Additionally Tacitus's description of the destruction of Anglesey includes the mention of black-clad women, which he described as "Furies" moving among the Celtic warriors carrying either wands or torches, apparently casting spells or curses at the Roman soldiers; I feel that it is reasonable to believe that these women were Druids. It is true that Celtic women were known to fight alongside their men, but in this context I believe it is more likely that the women were on the island as Druids themselves, rather than wives of men fighting the Romans. The reader is, of course, welcome to draw their own conclusions.

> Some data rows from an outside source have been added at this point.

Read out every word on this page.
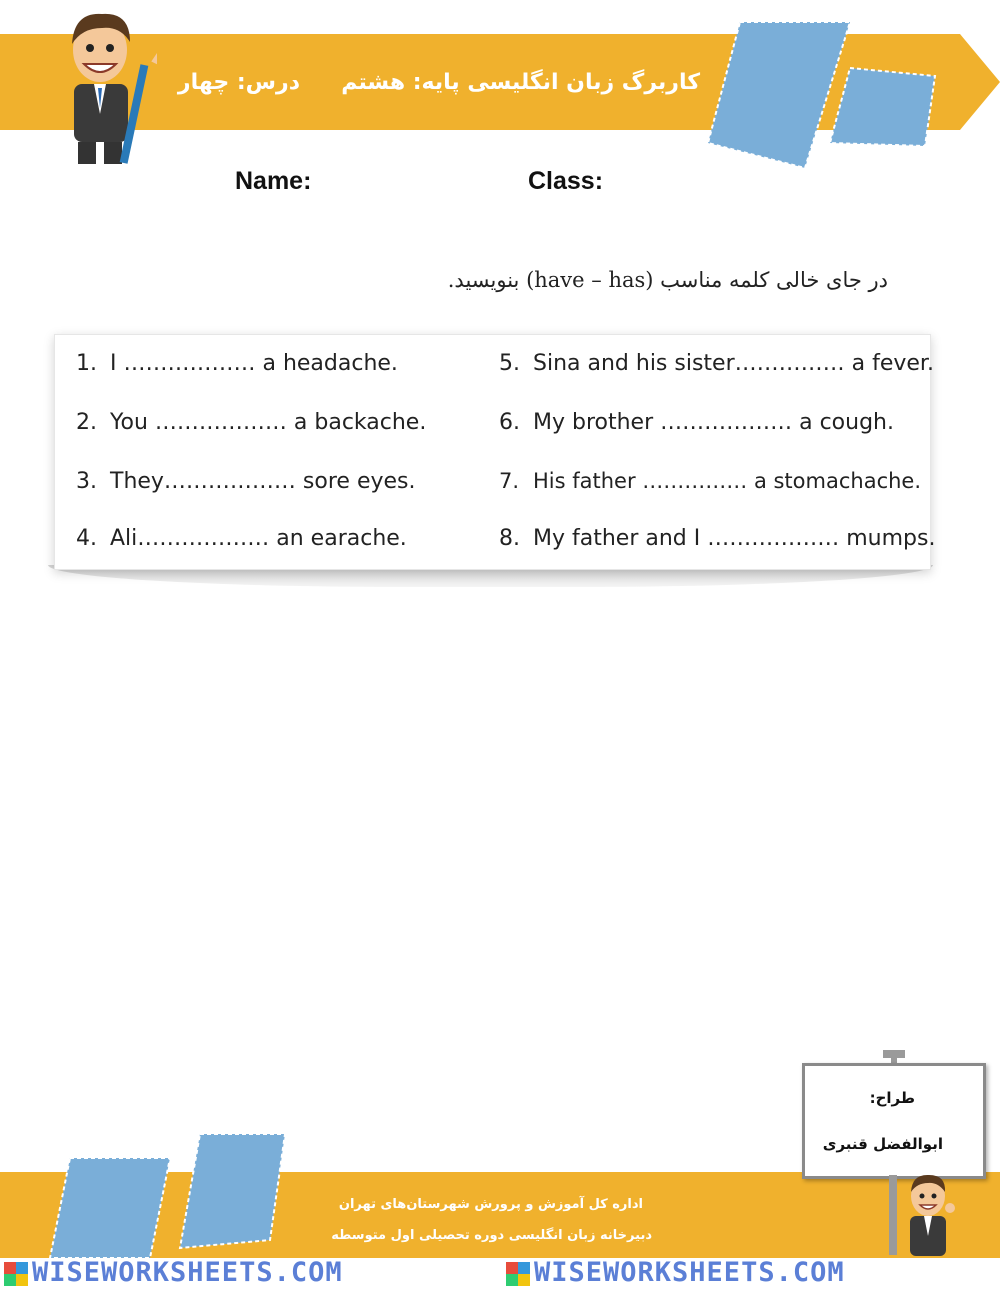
کاربرگ زبان انگلیسی پایه: هشتم
درس: چهار
Name:	Class:
در جای خالی کلمه مناسب (have – has) بنویسید.
1. I ……………… a headache.
2. You ……………… a backache.
3. They……………… sore eyes.
4. Ali……………… an earache.
5. Sina and his sister…………… a fever.
6. My brother ……………… a cough.
7. His father …………… a stomachache.
8. My father and I ……………… mumps.
اداره کل آموزش و پرورش شهرستان‌های تهران
دبیرخانه زبان انگلیسی دوره تحصیلی اول متوسطه
طراح:
ابوالفضل قنبری
WISEWORKSHEETS.COM	WISEWORKSHEETS.COM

In various translations and versions of the Tain Bo Cuilgne Fedelm is called a Druidess, Seer, or Fairy. The Cath Maige Tuired mentions two Druidesses of the Tuatha De Danann who promised to enchant the trees and rocks against the enemy. In the story of Fionn Mac Cumhaill it is said that he was fostered by two women, one of whom is described as a Druidess. A 15th century Irish manuscript relates how Fingin Mac Luchta was visited by a Druidess each Samhain eve who would foretell events in the year to come. (http://archive.org/stream/irishmanuscript01acadgoog/irishmanuscript01acadgoog_djvu.txt). In all of these cases the word used to describe the woman varied between Druidess, seer, and fairy and most were strongly connected to the Otherworld, for example in the story of Fingin the Druidess was said to come from a fairy hill. It is possible that this reflects the slow Christianization of older stories into more fantastical forms, or the liminal place that Druids occupied where they were always seen as being more than one thing, as it were. The Metrical Dindshenchas describes a woman named Gaine as "learned and a seer and a chief Druid" (Gwynn, 1906). Female Druids were often described as both seers and Druids, indicating that perhaps Druidesses were often both or were particularly associated with prophecy.
There is only one reference I am aware of that describes an island where only female "priestesses" lived where men were intentionally excluded, and I do not believe that this is enough to justify the belief that the genders were segregated. The shrine of Brighid at Kildare was tended by women after conversion but it is difficult to say whether this was true during the pagan period as well, or is only a reflection of the later Christian division of genders. In contrast there are several cases in Irish mythology were female Druids are described training or teaching men, which supports the more likely scenario of a mixed group.
Beyond that, it appears to have been accepted in general in Celtic cultures that there were Druidesses historically. As McNeill says, "Among the Celts, women seem all along to have exercised certain priestly functions." (McNeill, ) This is logical, as Celtic women had more rights than their Roman and Greek counterparts being able to rule - we see this with both Cartimandua and Boudicca for example - and fight alongside the men, a practice with appalled the classical commentators.
Taking all of this together I feel that the existence of female Druids historically is a sound conclusion. Although we may never know exactly what place the female Druids had within the larger Druidic community and Celtic culture they seem to have been especially associated with Seership, and could have achieved high rank, if Gaine a "chief Druid" is any example. For modern female Druids we can be confident that our own practice is as firmly rooted in historic Druidism as the practices of our modern male counterparts, for what that is worth, and that we have as much right to a place on the spiritual path of the Druid as anyone else.